— Только помани, подружка, тут же прибегу, — подхватила давно уже всякий бег забывшая Кумешбике.
Снова сели за стол, поужинали, долго пили чай. Простые крестьяне, они знали, каковы бывают грех, добродетель, совесть, расплата, что хорошо, что плохо, оттого и ругать кого–то, винить и проклинать, выискивать младенцу родню и всякие пустые догадки строить не стали. Коли явился миру новый человек, принять его надо уважительно и без жалоб. Но Каш–фулла, знавший в Кулуше каждый дом от завалинки до трубы, сразу понял, что дитя из другого урочища, из чужого гнезда. Потому как взял на руки, так лебедушкой маленькой и назвал. Увидев же льняные волосы и голубые глаза, уверился в своей догадке. Впрочем, по нынешним временам не очень–то угадаешь, прохожих да проезжих нынче стало много.

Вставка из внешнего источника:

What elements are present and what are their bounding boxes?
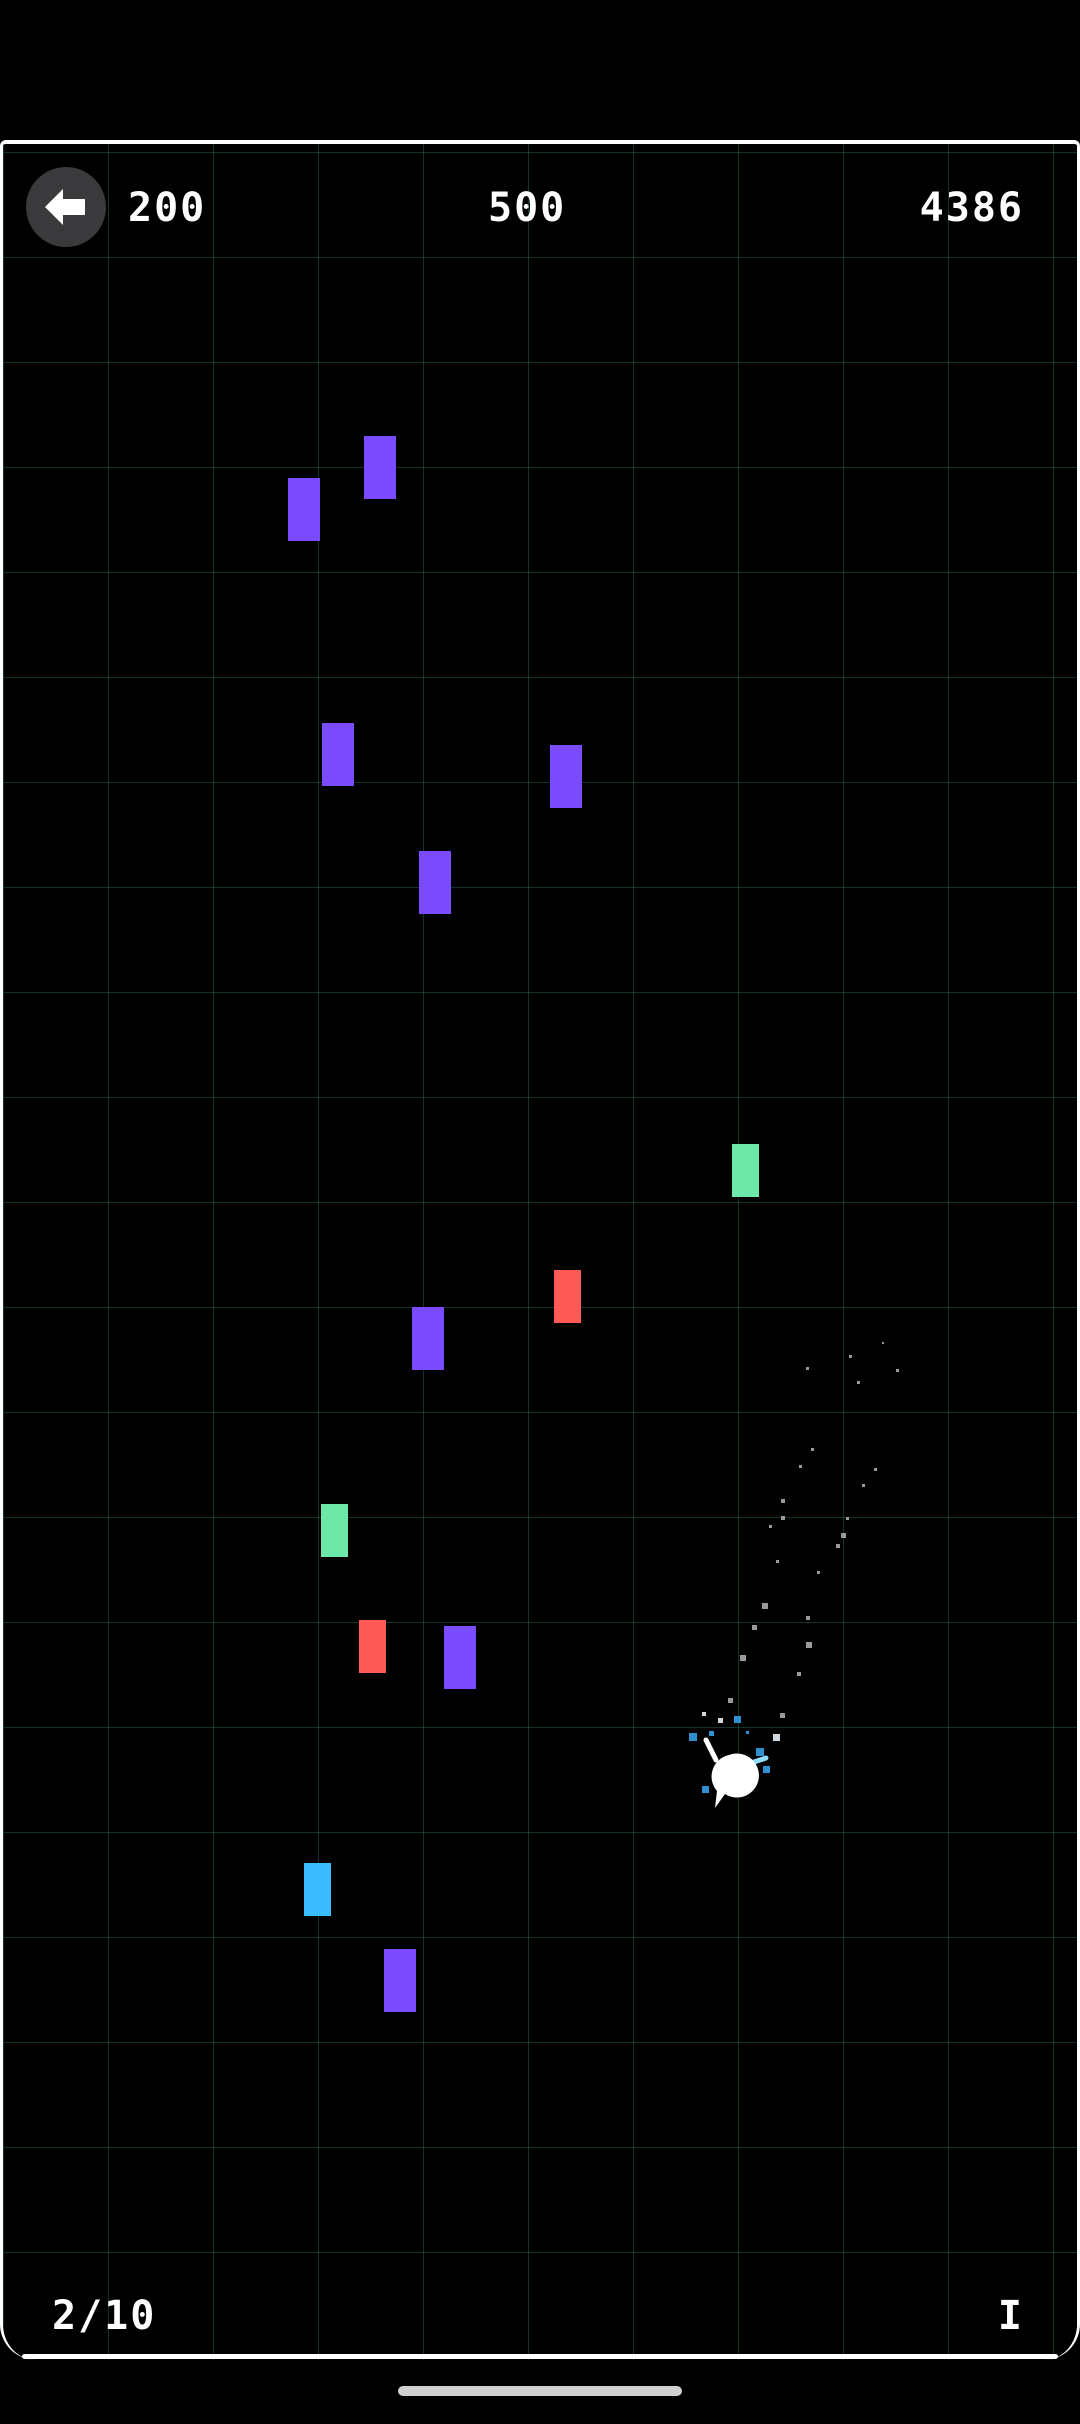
player-ball xyxy=(703,1737,769,1808)
game-screen[interactable]: 200 500 4386 2/10 I xyxy=(0,0,1080,2424)
pause-button[interactable]: I xyxy=(998,2296,1024,2336)
level-indicator: 2/10 xyxy=(52,2293,157,2339)
home-indicator[interactable] xyxy=(398,2386,682,2396)
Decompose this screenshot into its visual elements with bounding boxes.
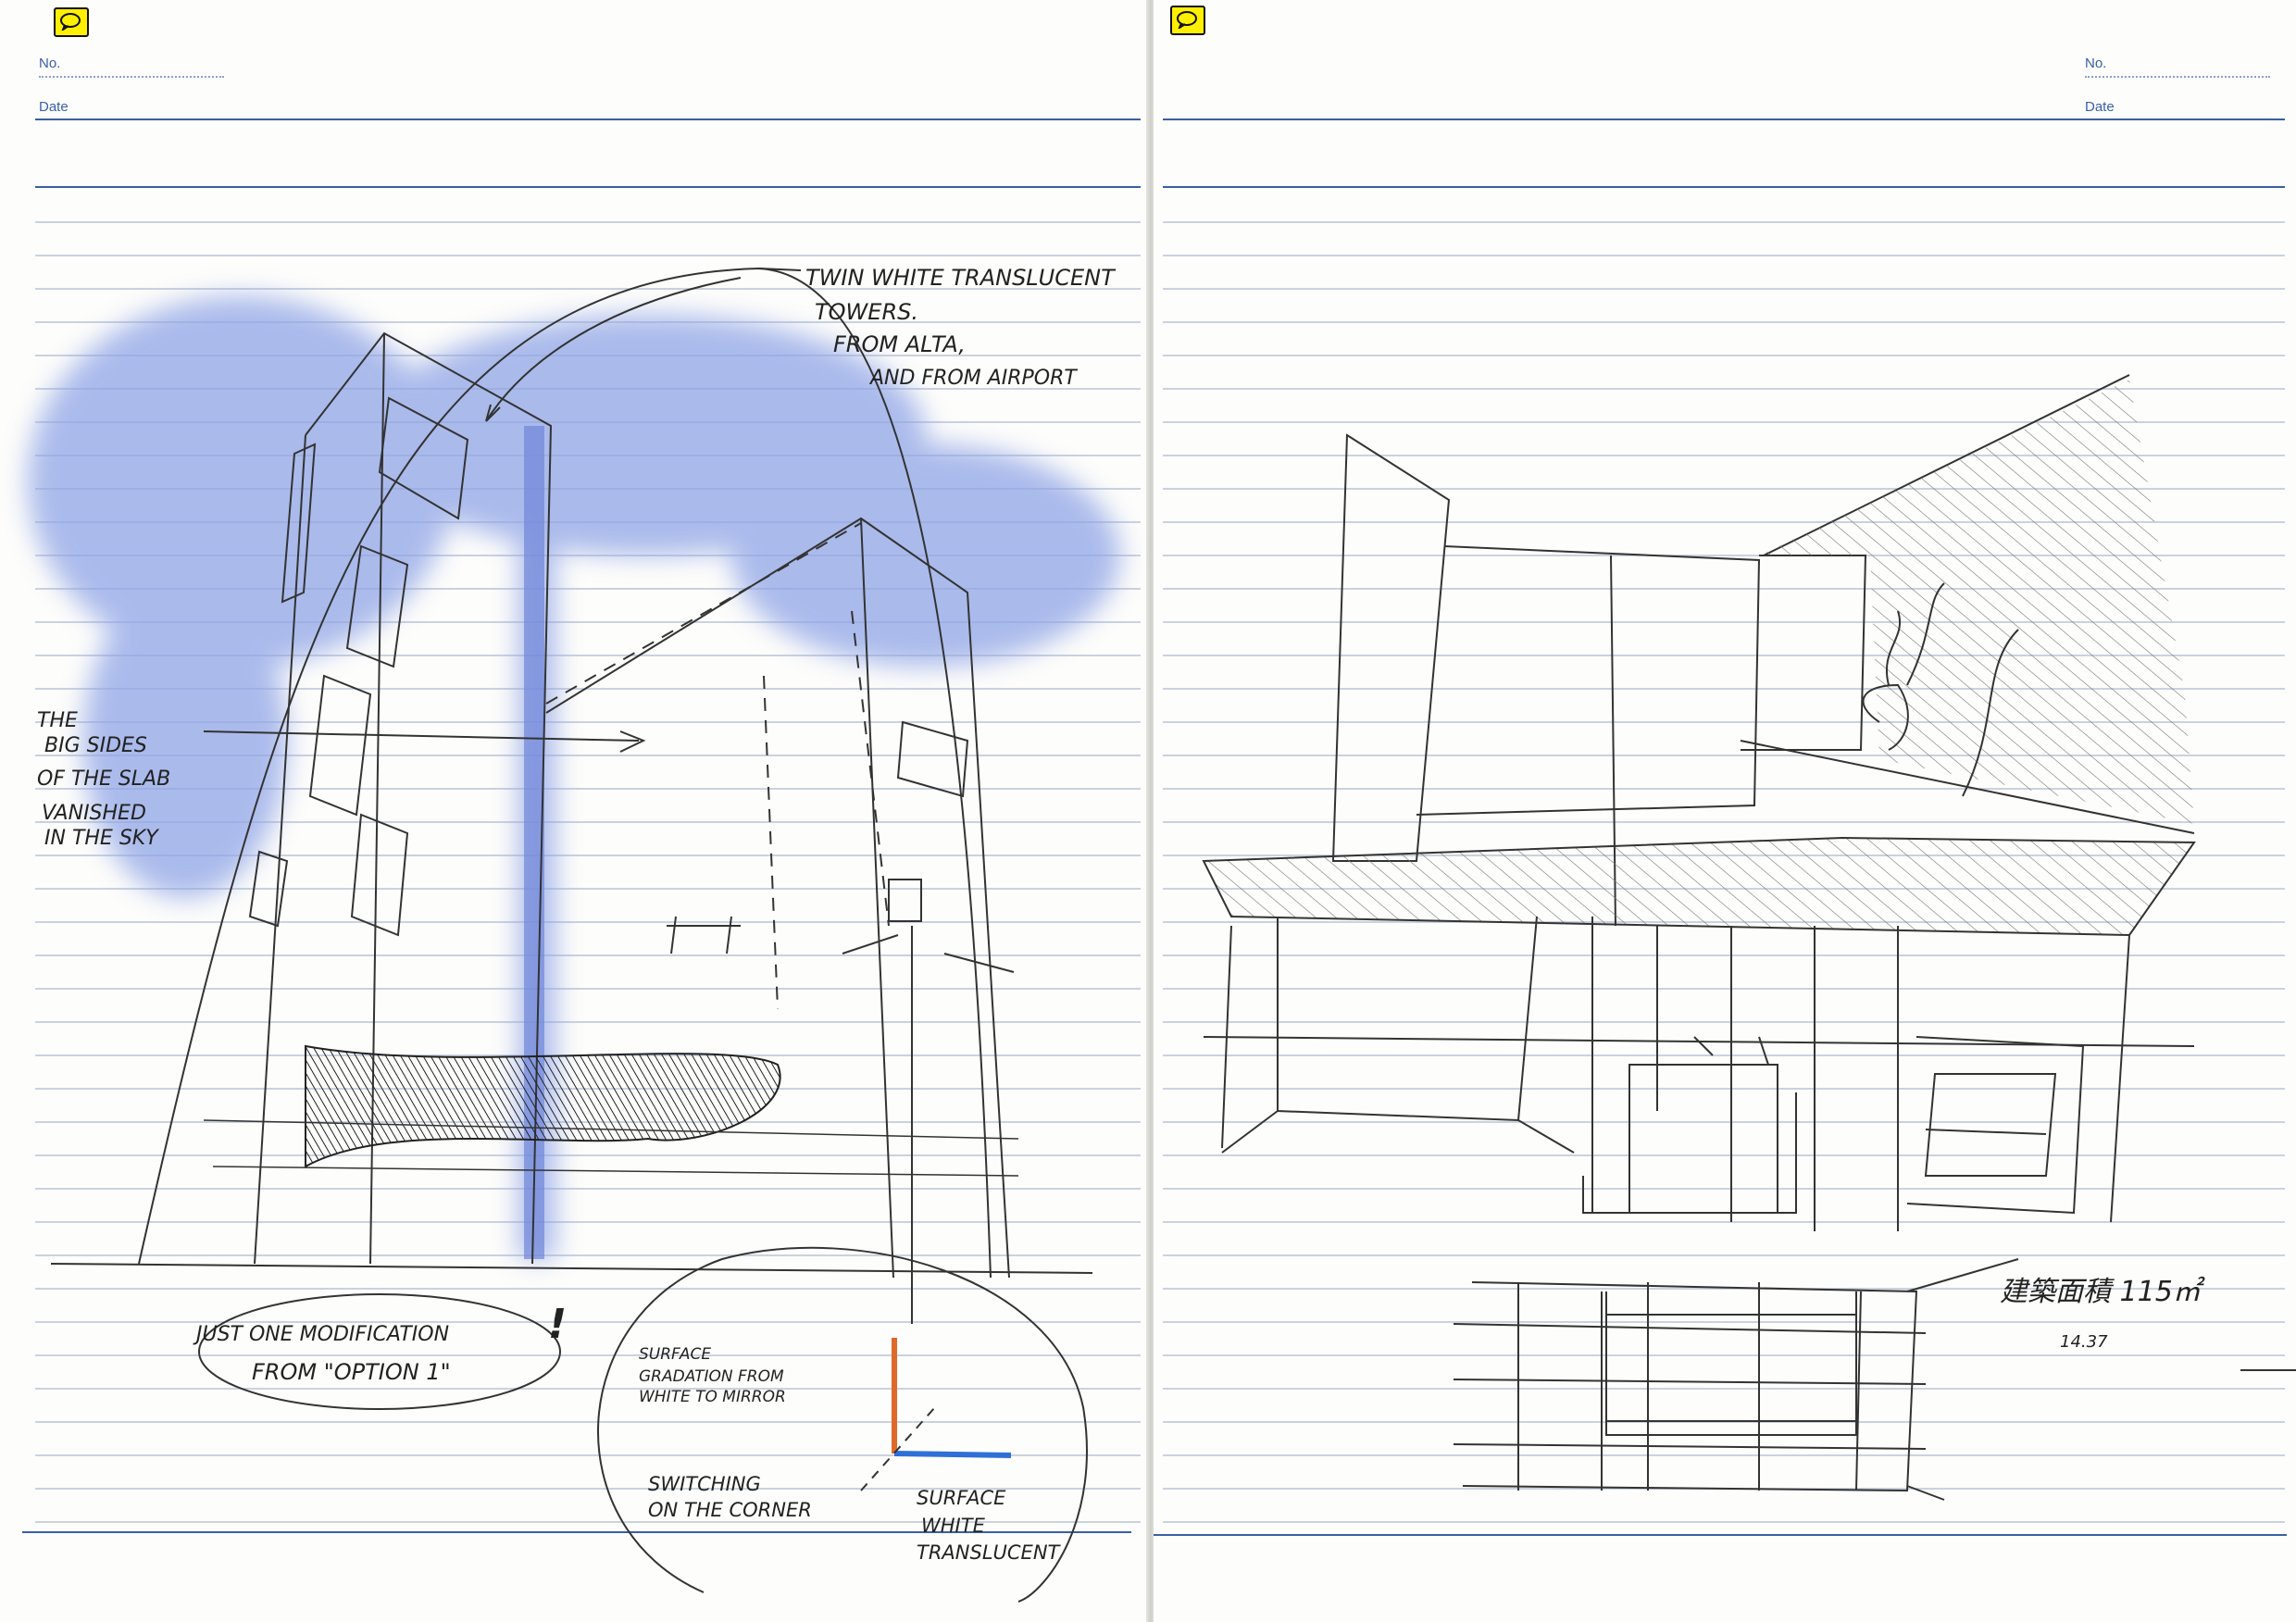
switching-note: SWITCHING <box>648 1473 761 1495</box>
notebook-sketch-layer: TWIN WHITE TRANSLUCENT TOWERS. FROM ALTA… <box>22 119 2296 1603</box>
big-sides-note: BIG SIDES <box>44 734 147 757</box>
modification-bubble <box>198 1293 561 1410</box>
modification-note: FROM "OPTION 1" <box>252 1359 451 1385</box>
surface-white-note: TRANSLUCENT <box>917 1541 1062 1564</box>
area-subnote: 14.37 <box>2060 1332 2108 1352</box>
exclamation-mark: ! <box>548 1301 567 1348</box>
area-note: 建築面積 115㎡ <box>2000 1276 2206 1308</box>
interior-sketch <box>1202 374 2296 1501</box>
surface-white-note: WHITE <box>921 1515 986 1537</box>
surface-gradation-note: GRADATION FROM <box>639 1367 784 1386</box>
switching-note: ON THE CORNER <box>648 1499 812 1521</box>
twin-towers-note: TOWERS. <box>815 299 918 325</box>
modification-note: JUST ONE MODIFICATION <box>193 1323 449 1346</box>
big-sides-note: THE <box>37 709 78 732</box>
twin-towers-note: FROM ALTA, <box>833 331 966 357</box>
big-sides-note: VANISHED <box>42 802 146 825</box>
tower-sketch: TWIN WHITE TRANSLUCENT TOWERS. FROM ALTA… <box>28 265 1120 1603</box>
blue-translucent-mark <box>893 1451 1012 1458</box>
surface-gradation-note: SURFACE <box>639 1345 711 1364</box>
surface-white-note: SURFACE <box>917 1487 1006 1509</box>
big-sides-note: OF THE SLAB <box>37 767 170 791</box>
twin-towers-note: AND FROM AIRPORT <box>868 367 1078 390</box>
surface-gradation-note: WHITE TO MIRROR <box>639 1388 786 1406</box>
big-sides-note: IN THE SKY <box>44 827 159 850</box>
twin-towers-note: TWIN WHITE TRANSLUCENT <box>805 265 1117 291</box>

— Имя уже нашли? — спросила Кумешбике, ей вдруг загорелось помочь искать имя.
— Еще не думали. В записке сказано «имени нет», — Каш–фулла достал из кармана кителя тот листок.
— Ты же, Кашфулла, как вошел, так и сказал: «Вот, лебедушку тебе маленькую принес». Красивое имя — Аккош. Есть в Кулуше Хандугас — Соловушка, будет и Аккош — Лебедушка.
— А что, и волосики льняные, и лицо белое, — обрадовалась Кумешбике. Очень нравятся ей имена, каких ни у кого больше нет, и чтоб красота их была открытая. Скажем, Ал–ма — яблоко, Хурма — ну, это и так понятно, Йондоз — звездочка, Карлугас — ласточка, Шафак — заря вечерняя. У своего имени первую половину — Кумеш — серебро, она тоже любит больше.
— Ну, а мужчины что молчат?
— Кхм… пожалуй… Повторять почаще, так и привыкнешь, — стал прикидывать Курбангали, как тут к суждению жены подладиться.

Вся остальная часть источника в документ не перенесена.